Le cofondateur de BitMEX, Arthur Hayes, a réaffirmé sa cible de 125 000 dollars pour Bitcoin (CRYPTO: BTC) lors du Consensus de Miami 2026, rejetant l’idée d’une réglementation au travers du CLARITY Act et soutenant que la liquidité fiduciaire est le seul facteur important.
La réglementation ne fera pas bouger les choses
Hayes a rejeté sans détour la législation cryptographique américaine en attente, y compris les efforts visant à établir des règles plus claires pour les stablecoins et les actifs numériques.
Il a soutenu que le CLARITY Act ne changera rien à la situation actuelle à moins qu’il n’entraîne davantage d’impression monétaire.

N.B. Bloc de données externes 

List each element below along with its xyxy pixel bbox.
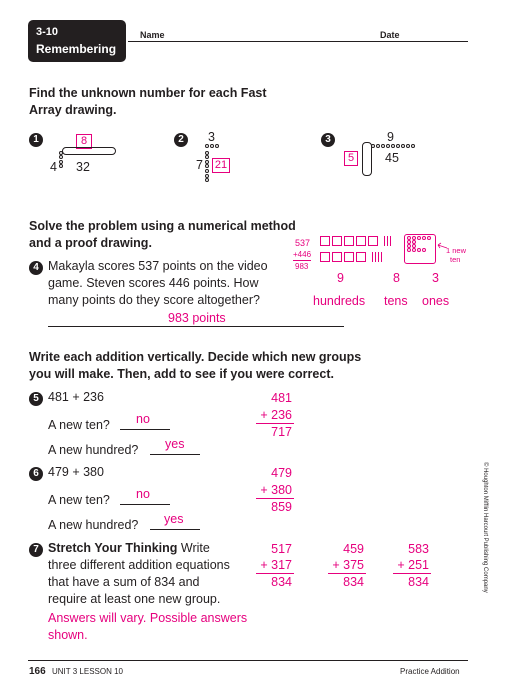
- section2-instruction-line1: Solve the problem using a numerical method: [29, 219, 296, 233]
- problem-2-answer-box: 21: [212, 158, 230, 173]
- problem-7-line2: three different addition equations: [48, 558, 230, 572]
- lesson-number: 3-10: [36, 26, 59, 38]
- problem-7-answer-line1: Answers will vary. Possible answers: [48, 611, 248, 625]
- problem-4-work-addend2: +446: [293, 250, 312, 259]
- problem-6-addend: + 380: [260, 483, 292, 497]
- problem-2-top: 3: [208, 130, 215, 144]
- section1-instruction-line2: Array drawing.: [29, 103, 117, 117]
- problem-7-answer-line2: shown.: [48, 628, 88, 642]
- place-value-hundreds: 9: [337, 271, 344, 285]
- unit-lesson: UNIT 3 LESSON 10: [52, 667, 123, 676]
- problem-7-eq1-sumline: [256, 573, 294, 574]
- new-ten-label-line1: 1 new: [446, 246, 467, 255]
- problem-4-answer: 983 points: [168, 311, 226, 325]
- problem-7-line4: require at least one new group.: [48, 592, 221, 606]
- problem-2-number: 2: [174, 133, 188, 147]
- problem-1-side: 4: [50, 160, 57, 174]
- new-ten-arrow: [436, 242, 448, 252]
- problem-3-answer-box: 5: [344, 151, 358, 166]
- section3-instruction-line2: you will make. Then, add to see if you were correct.: [29, 367, 334, 381]
- problem-7-number: 7: [29, 543, 43, 557]
- problem-7-eq2-addend: + 375: [332, 558, 364, 572]
- problem-7-eq1-sum: 834: [271, 575, 292, 589]
- problem-5-top: 481: [271, 391, 292, 405]
- problem-3-top: 9: [387, 130, 394, 144]
- section2-instruction-line2: and a proof drawing.: [29, 236, 152, 250]
- problem-7-eq1-addend: + 317: [260, 558, 292, 572]
- proof-drawing-row1: [320, 236, 393, 246]
- problem-5-addend: + 236: [260, 408, 292, 422]
- lesson-title: Remembering: [36, 42, 117, 56]
- problem-6-new-hundred-answer: yes: [164, 512, 184, 526]
- problem-6-new-ten-question: A new ten?: [48, 493, 110, 507]
- problem-7-line1-text: Write: [180, 541, 210, 555]
- problem-5-number: 5: [29, 392, 43, 406]
- copyright-notice: © Houghton Mifflin Harcourt Publishing Company: [482, 462, 488, 593]
- problem-6-expression: 479 + 380: [48, 465, 104, 479]
- problem-1-product: 32: [76, 160, 90, 174]
- problem-3-product: 45: [385, 151, 399, 165]
- proof-drawing-row2: [320, 252, 384, 262]
- problem-5-new-hundred-blank: [150, 454, 200, 455]
- problem-4-line1: Makayla scores 537 points on the video: [48, 259, 268, 273]
- problem-3-number: 3: [321, 133, 335, 147]
- problem-4-line2: game. Steven scores 446 points. How: [48, 276, 259, 290]
- problem-6-new-hundred-question: A new hundred?: [48, 518, 139, 532]
- new-ten-label-line2: ten: [450, 255, 461, 264]
- problem-2-top-dots: [204, 144, 219, 148]
- problem-3-dots: [370, 144, 415, 148]
- problem-6-number: 6: [29, 467, 43, 481]
- section3-instruction-line1: Write each addition vertically. Decide which new groups: [29, 350, 362, 364]
- problem-7-eq3-top: 583: [408, 542, 429, 556]
- problem-2-side-dots: [205, 150, 209, 183]
- problem-3-oval: [362, 142, 372, 176]
- problem-5-expression: 481 + 236: [48, 390, 104, 404]
- page-number: 166: [29, 666, 46, 677]
- problem-5-new-ten-blank: [120, 429, 170, 430]
- problem-7-eq2-sumline: [328, 573, 366, 574]
- problem-1-answer-box: 8: [76, 134, 92, 149]
- problem-5-sumline: [256, 423, 294, 424]
- proof-drawing-ones: [404, 234, 436, 264]
- problem-6-sumline: [256, 498, 294, 499]
- problem-7-line3: that have a sum of 834 and: [48, 575, 200, 589]
- problem-6-new-ten-answer: no: [136, 487, 150, 501]
- problem-7-eq2-top: 459: [343, 542, 364, 556]
- problem-6-sum: 859: [271, 500, 292, 514]
- problem-4-number: 4: [29, 261, 43, 275]
- problem-7-eq3-sum: 834: [408, 575, 429, 589]
- problem-6-new-ten-blank: [120, 504, 170, 505]
- date-label: Date: [380, 30, 400, 40]
- footer-rule: [28, 660, 468, 661]
- problem-1-dots: [59, 150, 63, 169]
- problem-7-eq1-top: 517: [271, 542, 292, 556]
- place-label-hundreds: hundreds: [313, 294, 366, 308]
- place-label-ones: ones: [422, 294, 450, 308]
- problem-5-sum: 717: [271, 425, 292, 439]
- problem-7-line1: [48, 541, 210, 555]
- problem-5-new-ten-question: A new ten?: [48, 418, 110, 432]
- problem-4-answer-line: [48, 326, 344, 327]
- problem-5-new-ten-answer: no: [136, 412, 150, 426]
- problem-6-top: 479: [271, 466, 292, 480]
- problem-2-side: 7: [196, 158, 203, 172]
- problem-4-work-sum: 983: [295, 262, 309, 271]
- place-value-ones: 3: [432, 271, 439, 285]
- place-label-tens: tens: [384, 294, 408, 308]
- section1-instruction-line1: Find the unknown number for each Fast: [29, 86, 267, 100]
- name-label: Name: [140, 30, 165, 40]
- header-rule: [128, 41, 468, 42]
- problem-7-eq3-addend: + 251: [397, 558, 429, 572]
- problem-6-new-hundred-blank: [150, 529, 200, 530]
- problem-1-oval: [62, 147, 116, 155]
- problem-7-title: Stretch Your Thinking: [48, 541, 178, 555]
- problem-5-new-hundred-answer: yes: [165, 437, 185, 451]
- problem-1-number: 1: [29, 133, 43, 147]
- page-title-footer: Practice Addition: [400, 667, 460, 676]
- place-value-tens: 8: [393, 271, 400, 285]
- problem-4-work-addend1: 537: [295, 238, 311, 248]
- problem-7-eq3-sumline: [393, 573, 431, 574]
- problem-4-line3: many points do they score altogether?: [48, 293, 260, 307]
- problem-5-new-hundred-question: A new hundred?: [48, 443, 139, 457]
- problem-4-work-sumline: [293, 260, 311, 261]
- problem-7-eq2-sum: 834: [343, 575, 364, 589]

Hayes a souligné que l’industrie s’était déjà développée sur un marché de plusieurs milliers de milliards de dollars sans aucune certitude réglementaire.

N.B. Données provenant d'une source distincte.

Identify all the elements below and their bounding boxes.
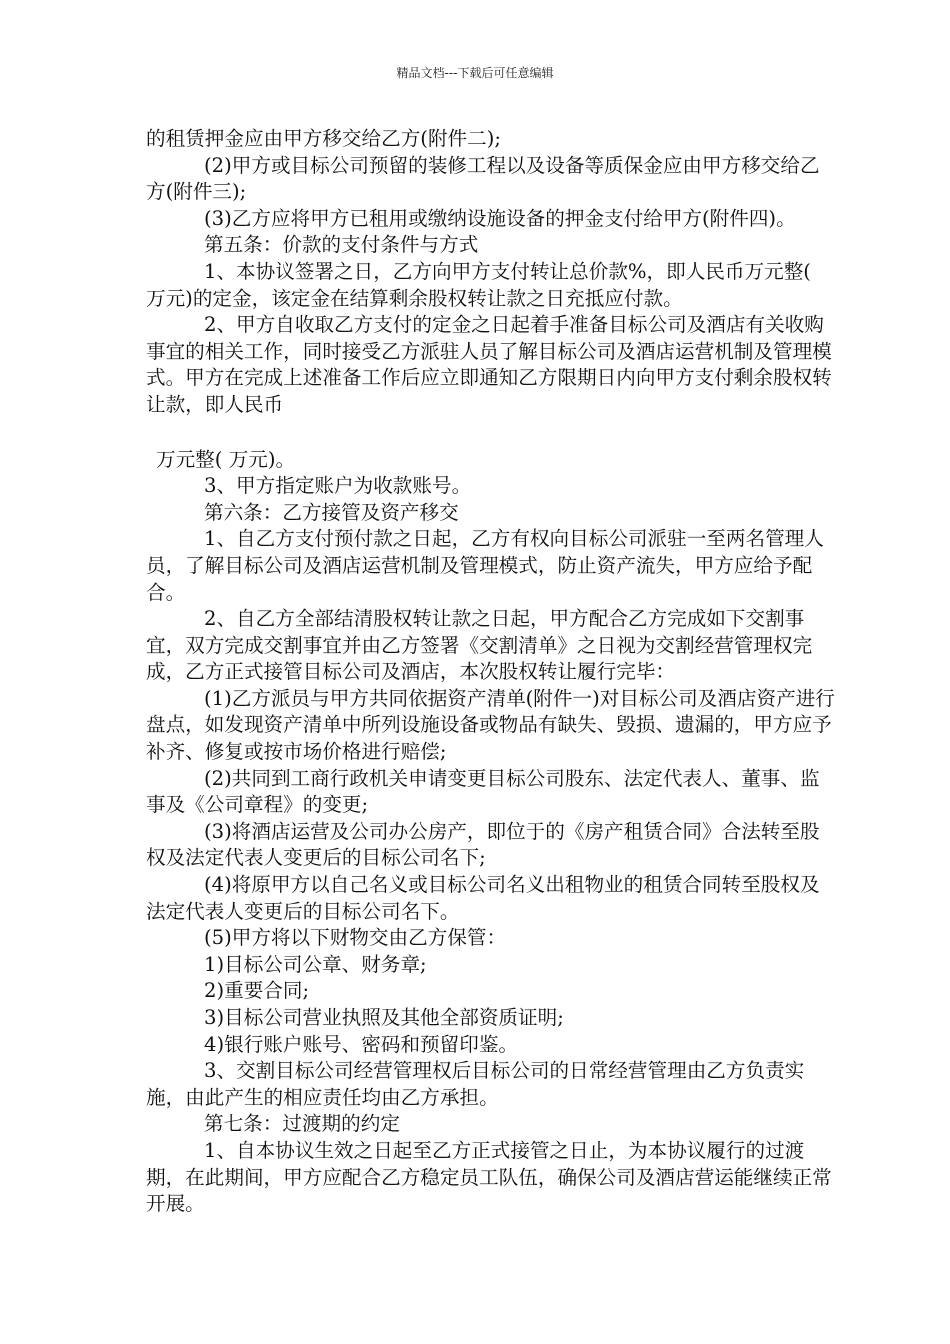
paragraph: 3、交割目标公司经营管理权后目标公司的日常经营管理由乙方负责实施，由此产生的相应责任均由乙方承担。 — [146, 1059, 805, 1109]
list-item: 4)银行账户账号、密码和预留印鉴。 — [204, 1032, 519, 1056]
paragraph: 万元整( 万元)。 — [156, 447, 296, 471]
blank-line — [146, 419, 836, 447]
page-header: 精品文档---下载后可任意编辑 — [396, 66, 554, 80]
section-heading: 第七条：过渡期的约定 — [204, 1112, 400, 1136]
paragraph: 3、甲方指定账户为收款账号。 — [204, 474, 472, 498]
paragraph: 1、本协议签署之日，乙方向甲方支付转让总价款%，即人民币万元整( 万元)的定金，该定金在结算剩余股权转让款之日充抵应付款。 — [146, 259, 818, 310]
paragraph: (4)将原甲方以自己名义或目标公司名义出租物业的租赁合同转至股权及法定代表人变更后的目标公司名下。 — [146, 873, 820, 923]
paragraph: 2、自乙方全部结清股权转让款之日起，甲方配合乙方完成如下交割事宜，双方完成交割事宜并由乙方签署《交割清单》之日视为交割经营管理权完成，乙方正式接管目标公司及酒店，本次股权转让履行完毕： — [146, 607, 813, 684]
paragraph: (5)甲方将以下财物交由乙方保管： — [204, 926, 507, 950]
paragraph: 1、自本协议生效之日起至乙方正式接管之日止，为本协议履行的过渡期，在此期间，甲方应配合乙方稳定员工队伍，确保公司及酒店营运能继续正常开展。 — [146, 1138, 832, 1216]
paragraph: (2)共同到工商行政机关申请变更目标公司股东、法定代表人、董事、监事及《公司章程》的变更; — [146, 766, 820, 817]
paragraph: 的租赁押金应由甲方移交给乙方(附件二); — [146, 127, 501, 150]
paragraph: 2、甲方自收取乙方支付的定金之日起着手准备目标公司及酒店有关收购事宜的相关工作，同时接受乙方派驻人员了解目标公司及酒店运营机制及管理模式。甲方在完成上述准备工作后应立即通知乙方限期日内向甲方支付剩余股权转让款，即人民币 — [146, 313, 832, 416]
section-heading: 第五条：价款的支付条件与方式 — [204, 233, 479, 257]
list-item: 2)重要合同; — [204, 979, 310, 1003]
paragraph: 1、自乙方支付预付款之日起，乙方有权向目标公司派驻一至两名管理人员，了解目标公司及酒店运营机制及管理模式，防止资产流失，甲方应给予配合。 — [146, 527, 824, 604]
paragraph: (3)将酒店运营及公司办公房产，即位于的《房产租赁合同》合法转至股权及法定代表人变更后的目标公司名下; — [146, 819, 820, 870]
document-body — [146, 126, 836, 1218]
section-heading: 第六条：乙方接管及资产移交 — [204, 500, 459, 524]
paragraph: (3)乙方应将甲方已租用或缴纳设施设备的押金支付给甲方(附件四)。 — [204, 206, 796, 230]
list-item: 3)目标公司营业执照及其他全部资质证明; — [204, 1006, 564, 1029]
paragraph: (1)乙方派员与甲方共同依据资产清单(附件一)对目标公司及酒店资产进行盘点，如发现资产清单中所列设施设备或物品有缺失、毁损、遗漏的，甲方应予补齐、修复或按市场价格进行赔偿; — [146, 686, 835, 764]
list-item: 1)目标公司公章、财务章; — [204, 952, 427, 976]
paragraph: (2)甲方或目标公司预留的装修工程以及设备等质保金应由甲方移交给乙方(附件三); — [146, 153, 820, 204]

Il a soutenu que la réglementation profite principalement aux entreprises centralisées plutôt qu’aux crypto-actifs sous-jacents, et toute personne souhaitant intégrer le Bitcoin dans son activité a déjà trouvé un moyen de le faire depuis 2009.
La raison pour laquelle la cryptomonnaie a de la valeur, c’est son utilité en dehors du système bancaire traditionnel, a expliqué Hayes.

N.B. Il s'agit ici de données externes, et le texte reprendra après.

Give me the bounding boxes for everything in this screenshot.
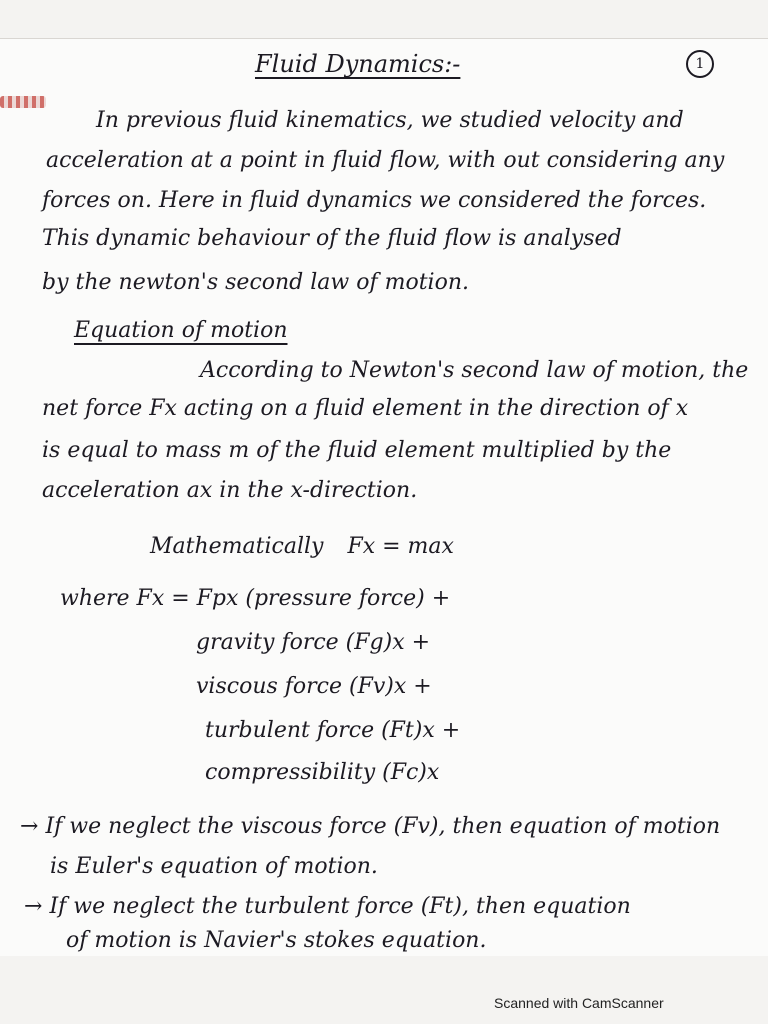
math-statement bbox=[150, 536, 454, 558]
scanner-footer: Scanned with CamScanner bbox=[494, 995, 664, 1011]
section-heading: Equation of motion bbox=[74, 318, 288, 343]
note-2 bbox=[24, 896, 631, 918]
intro-line-5: by the newton's second law of motion. bbox=[42, 270, 470, 295]
page-number: 1 bbox=[686, 50, 714, 78]
page-top-edge bbox=[0, 38, 768, 39]
intro-line-3: forces on. Here in fluid dynamics we considered the forces. bbox=[42, 188, 707, 213]
intro-line-2: acceleration at a point in fluid flow, with out considering any bbox=[46, 148, 725, 173]
note-2-continued: of motion is Navier's stokes equation. bbox=[66, 928, 487, 953]
note-1-continued: is Euler's equation of motion. bbox=[50, 854, 378, 879]
note-1-text: If we neglect the viscous force (Fv), then equation of motion bbox=[45, 814, 721, 839]
force-term-compressibility: compressibility (Fc)x bbox=[205, 760, 440, 785]
intro-line-1: In previous fluid kinematics, we studied velocity and bbox=[96, 108, 684, 133]
binding-edge bbox=[0, 96, 46, 108]
force-term-viscous: viscous force (Fv)x + bbox=[196, 674, 432, 699]
force-term-turbulent: turbulent force (Ft)x + bbox=[205, 718, 461, 743]
force-term-gravity: gravity force (Fg)x + bbox=[196, 630, 431, 655]
arrow-icon: → bbox=[24, 894, 43, 919]
where-line: where Fx = Fpx (pressure force) + bbox=[60, 586, 451, 611]
intro-line-4: This dynamic behaviour of the fluid flow is analysed bbox=[42, 226, 622, 251]
math-equation: Fx = max bbox=[347, 534, 454, 559]
arrow-icon: → bbox=[20, 814, 39, 839]
motion-line-2: net force Fx acting on a fluid element in the direction of x bbox=[42, 396, 689, 421]
motion-line-1: According to Newton's second law of motion, the bbox=[200, 358, 749, 383]
math-label: Mathematically bbox=[150, 534, 324, 559]
note-2-text: If we neglect the turbulent force (Ft), then equation bbox=[49, 894, 631, 919]
motion-line-3: is equal to mass m of the fluid element multiplied by the bbox=[42, 438, 672, 463]
page-title: Fluid Dynamics:- bbox=[255, 50, 461, 78]
motion-line-4: acceleration ax in the x-direction. bbox=[42, 478, 418, 503]
note-1 bbox=[20, 816, 720, 838]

Bitcoin a prouvé qu’il fonctionnait sans approbation réglementaire, ce qui rend la législation largement non pertinente par rapport à sa proposition de valeur fondamentale.
La thèse de l’impression monétaire
Hayes a ancré sa cible de 125 000 dollars à l’expansion monétaire, et non aux développements réglementaires.
Il a cité des exemples historiques, notamment les sauvetages bancaires lors de la crise de 2008, les chèques de relance du COVID, le nouveau Green Deal de Biden et l’invasion de l’Ukraine par la Russie comme étant des événements qui ont fait grimper la valeur des actifs porteurs comme le Bitcoin et l’or.
“Plus on imprime de l’argent aux États-Unis et dans le monde, plus le Bitcoin aura de la valeur en termes de devises fiduciaires”, a déclaré Hayes. “Le Bitcoin est une combinaison d’une action technologique qui fonctionne, et de sa liquidité. C’est tout ce qui compte.”
Hayes a affirmé que le monde était entré dans une économie de guerre, ce qui signifie que l’augmentation des dépenses gouvernementales et la création de crédits soutiendront les actifs à risque.
Il a noté que depuis le 28 février, le Bitcoin a surperformé le NASDAQ et l’or, en attribuant cette force relative à la dynamique qu’il a exposée.
Les pertes d’emploi liées à l’IA obligeront les banques centrales à réagir
Hayes a averti que les pertes d’emplois liées à l’IA dans des secteurs à hauts revenus comme la technologie pourraient créer un stress financier aigu.
Ces travailleurs ont des hypothèques, des cartes de crédit et des prêts importants, et représentent les plus grands consommateurs de l’économie.
Même un faible pourcentage de travailleurs à hauts revenus déplacés pourrait déclencher une boucle de rétroaction de la réduction de la consommation, des baisses des revenus des entreprises, des défauts de paiement et des conditions de crédit plus strictes.
Ce scénario oblige les décideurs à répondre par un assouplissement monétaire afin de stabiliser le système.
Hayes a soutenu que le Bitcoin signalait déjà une création monétaire insuffisante pour prévenir l’événement déflationniste de l’IA.
Si sa thèse sur le rythme de la création monétaire des banques centrales et des banques commerciales se confirme, le Bitcoin atteindra 125 000 dollars grâce à l’expansion de la liquidité plutôt qu’aux évolutions réglementaires.